This episode features a conversation with Jason Lemkin, Founder and CEO of SaaStr, and Amelia Lerutte, the company’s Chief AI Officer, hosted by Kraig Swensrud, Founder and CEO of Qualified.
Jason and Amelia share how SaaStr scaled from zero to twenty AI agents in under a year, what they learned about training versus tooling, and why the companies that act fast—even imperfectly—are the ones winning the agentic revolution.
They dive into how agentic AI is changing the fabric of go-to-market strategy, why speed of deployment now matters more than perfect execution, and what it really takes to manage a team of twenty digital agents working 24/7.
Key takeaways:
Training > tool selection
Jason’s biggest revelation came after hundreds of hours spent testing and iterating: the key variable isn’t which vendor you choose—it’s how you train.
“Training’s more important than the tool,” he explained. “You can’t just plug in a product and expect magic. You’ve got to commit the time.”
Whether you’re running sales engagement, marketing automation, or customer support, Lemkin argues that success comes from depth, not breadth. Pick one tool, train it daily, and watch it compound.
Start small, then go deep
SaaStr’s journey began with a single prototype—the “Jason I,” a digital clone built on years of social posts, blogs, and YouTube content. It started as an experiment but quickly became a cornerstone of their operations.
That early horizontal agent taught the team how to structure, prompt, and measure success before expanding to vertical agents for inbound, outbound, event operations, and sponsor support.
“You’ve got to stair-step it,” Amelia shared. “Get a win under your belt, then go deeper.”
Today, SaaStr runs 20+ agents autonomously performing work that once required multiple employees—and they’re not slowing down.
The new layup roles
Jason and Amelia call these “layup” roles: the high-impact, low-coverage tasks that no one in the organization truly owns. For SaaStr, that included inbound qualification, sponsor outreach, and support response.

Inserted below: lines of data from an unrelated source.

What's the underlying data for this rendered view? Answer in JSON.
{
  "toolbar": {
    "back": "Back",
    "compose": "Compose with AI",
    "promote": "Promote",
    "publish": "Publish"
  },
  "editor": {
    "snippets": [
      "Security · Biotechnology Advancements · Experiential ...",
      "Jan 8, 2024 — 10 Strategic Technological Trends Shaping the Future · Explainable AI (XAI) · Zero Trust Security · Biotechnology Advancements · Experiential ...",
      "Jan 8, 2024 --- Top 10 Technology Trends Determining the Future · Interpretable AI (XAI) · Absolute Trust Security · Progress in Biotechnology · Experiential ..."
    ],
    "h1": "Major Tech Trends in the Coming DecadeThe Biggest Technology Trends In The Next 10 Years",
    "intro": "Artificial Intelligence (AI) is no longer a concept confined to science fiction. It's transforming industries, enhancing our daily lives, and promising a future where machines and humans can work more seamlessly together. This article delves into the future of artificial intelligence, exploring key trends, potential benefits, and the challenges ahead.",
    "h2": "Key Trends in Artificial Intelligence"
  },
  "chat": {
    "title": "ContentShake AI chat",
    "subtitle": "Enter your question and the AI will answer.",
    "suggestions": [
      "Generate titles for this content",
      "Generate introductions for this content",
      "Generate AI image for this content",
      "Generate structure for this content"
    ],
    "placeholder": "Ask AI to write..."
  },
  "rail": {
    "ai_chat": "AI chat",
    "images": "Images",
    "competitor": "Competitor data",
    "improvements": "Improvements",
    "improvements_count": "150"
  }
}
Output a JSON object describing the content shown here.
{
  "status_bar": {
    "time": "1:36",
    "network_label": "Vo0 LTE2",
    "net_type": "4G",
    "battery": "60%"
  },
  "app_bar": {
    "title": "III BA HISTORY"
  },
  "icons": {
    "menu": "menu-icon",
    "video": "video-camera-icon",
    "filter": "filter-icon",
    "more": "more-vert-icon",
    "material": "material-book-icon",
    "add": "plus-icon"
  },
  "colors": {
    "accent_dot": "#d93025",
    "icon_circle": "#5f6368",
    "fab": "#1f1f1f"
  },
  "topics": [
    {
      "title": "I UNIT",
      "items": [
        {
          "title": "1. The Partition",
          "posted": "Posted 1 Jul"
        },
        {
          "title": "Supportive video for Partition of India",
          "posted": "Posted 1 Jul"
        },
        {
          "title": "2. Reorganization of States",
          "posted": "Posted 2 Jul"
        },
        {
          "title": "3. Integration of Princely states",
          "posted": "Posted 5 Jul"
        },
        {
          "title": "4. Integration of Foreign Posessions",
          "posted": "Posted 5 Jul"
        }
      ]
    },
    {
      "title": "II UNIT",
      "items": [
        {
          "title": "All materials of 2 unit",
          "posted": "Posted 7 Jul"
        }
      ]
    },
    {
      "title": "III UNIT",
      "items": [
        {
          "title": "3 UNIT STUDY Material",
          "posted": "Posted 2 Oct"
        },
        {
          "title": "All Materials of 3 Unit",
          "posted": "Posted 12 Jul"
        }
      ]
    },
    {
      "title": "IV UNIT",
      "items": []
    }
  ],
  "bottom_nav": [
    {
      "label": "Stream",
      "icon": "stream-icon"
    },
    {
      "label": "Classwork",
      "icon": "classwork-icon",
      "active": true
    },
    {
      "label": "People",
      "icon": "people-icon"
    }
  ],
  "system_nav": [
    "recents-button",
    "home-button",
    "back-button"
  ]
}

Those functions became early proving grounds for AI. The result? More responsiveness, higher conversion, and consistent engagement—all without expanding headcount.
“The agents don’t sleep,” Amelia said. “But I do—and they still sell tickets overnight.”
The clock is ticking
Lemkin’s warning to go-to-market leaders is blunt: there’s no more room for spectators.
“If you don’t have something agentic in production by Halloween, you’re already behind,” he said.
His advice to CMOs and CROs is to stop learning AI and start doing AI. Deploy one use case, train it manually, and iterate every day.
“Buying a subscription to Claude doesn’t count,” he added. “You have to deploy it yourself, hands on keyboard.”
The bigger picture
What SaaStr is proving is that AI agents aren’t a side experiment—they’re the new GTM infrastructure. In their model, agents are now accountable for pipeline generation, ticket sales, and customer engagement, freeing up human teams for strategy and creativity.
It’s a vision of marketing and sales where AI is the doer—and humans become the thinkers.
The takeaway: The agentic era isn’t coming—it’s here. The teams that win won’t be the ones with the best tech stack. They’ll be the ones who had the courage to start, the discipline to train, and the urgency to move.